The current stumbling block, she believes, is the entrenchments of gender discrimination in cultural biases. “Men in certain cultures find it difficult to report to women in superior positions.” Sadly, she says, women in general don’t feel welcome in the industry due to archaic male behaviour that is still alive and well in South Africa.
“I don’t believe women should randomly be pushed forward if they do not have the requisite skills or ambition to operate in historic male positions in the workplace. Rather those that have the strength of character, talent and the will power to succeed in a challenging environment should be given the opportunity to be developed into leadership positions predominantly filled by men.”
She highlights that the RMI and MISA in a joint initiative have embarked on gender equality training provided by an external training provider for all management and staff of RMI-affiliated members and MISA members employed by these RMI member businesses. This training takes place across all regions in which the RMI operates including KZN, the Eastern Cape, the Free State and Northern Cape, the Northern and Highveld Region, and the Western Cape.
“We realise that we need to start from within the leadership of the sector and grow it from there,” says Esterhuizen.
“Our objectives are not only to strengthen the knowledge base regarding gender equality but to promote a gender equality enabling environment in the workplace. We want to create a strong network of champions for gender equality in the motor industry in SA and strengthen the agency of men in promoting gender equality.”
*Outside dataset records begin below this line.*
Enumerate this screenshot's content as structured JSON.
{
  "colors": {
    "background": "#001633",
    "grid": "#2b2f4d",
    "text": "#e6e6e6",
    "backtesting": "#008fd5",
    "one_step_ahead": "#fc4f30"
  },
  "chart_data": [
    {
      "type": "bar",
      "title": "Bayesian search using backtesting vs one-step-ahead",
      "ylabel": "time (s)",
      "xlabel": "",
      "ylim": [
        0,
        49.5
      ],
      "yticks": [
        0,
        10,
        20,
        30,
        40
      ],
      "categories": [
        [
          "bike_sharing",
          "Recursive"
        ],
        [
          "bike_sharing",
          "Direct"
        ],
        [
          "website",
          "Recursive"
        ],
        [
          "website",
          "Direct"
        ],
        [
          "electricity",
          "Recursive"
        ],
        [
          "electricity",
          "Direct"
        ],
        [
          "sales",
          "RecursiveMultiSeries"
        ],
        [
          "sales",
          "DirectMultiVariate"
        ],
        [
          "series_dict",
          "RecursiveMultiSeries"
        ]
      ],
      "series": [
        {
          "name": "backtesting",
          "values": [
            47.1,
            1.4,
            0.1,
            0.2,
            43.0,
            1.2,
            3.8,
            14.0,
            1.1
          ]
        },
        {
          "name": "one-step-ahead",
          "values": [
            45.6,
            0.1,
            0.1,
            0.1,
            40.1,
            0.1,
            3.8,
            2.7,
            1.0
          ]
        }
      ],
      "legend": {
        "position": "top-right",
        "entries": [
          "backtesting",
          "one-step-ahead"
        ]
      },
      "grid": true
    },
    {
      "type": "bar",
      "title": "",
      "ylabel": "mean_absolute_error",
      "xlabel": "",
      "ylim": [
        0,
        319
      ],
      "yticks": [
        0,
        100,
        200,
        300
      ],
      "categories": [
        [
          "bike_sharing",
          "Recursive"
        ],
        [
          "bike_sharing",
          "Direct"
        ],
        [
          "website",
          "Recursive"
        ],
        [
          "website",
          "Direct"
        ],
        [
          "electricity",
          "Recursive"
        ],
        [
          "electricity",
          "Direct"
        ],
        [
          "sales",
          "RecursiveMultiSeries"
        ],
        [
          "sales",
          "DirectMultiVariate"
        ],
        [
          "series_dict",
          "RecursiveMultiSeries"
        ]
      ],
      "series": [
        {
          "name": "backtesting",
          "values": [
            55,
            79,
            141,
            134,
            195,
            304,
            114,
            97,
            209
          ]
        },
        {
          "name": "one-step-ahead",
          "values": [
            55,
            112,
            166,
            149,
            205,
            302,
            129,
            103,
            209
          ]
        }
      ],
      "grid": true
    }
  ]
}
“We have to foster mind-set changes and get in line with global thinking,” she adds.
While things are in motion, Esterhuizen says there is still much to be done. “The industry has been male-dominated for more than 100 years so the change is slow. But that’s no excuse. We will continue to put pressure on the industry to bring about real change not just for those women in the industry now but for all the women that will enter the industry in the future,” she concludes.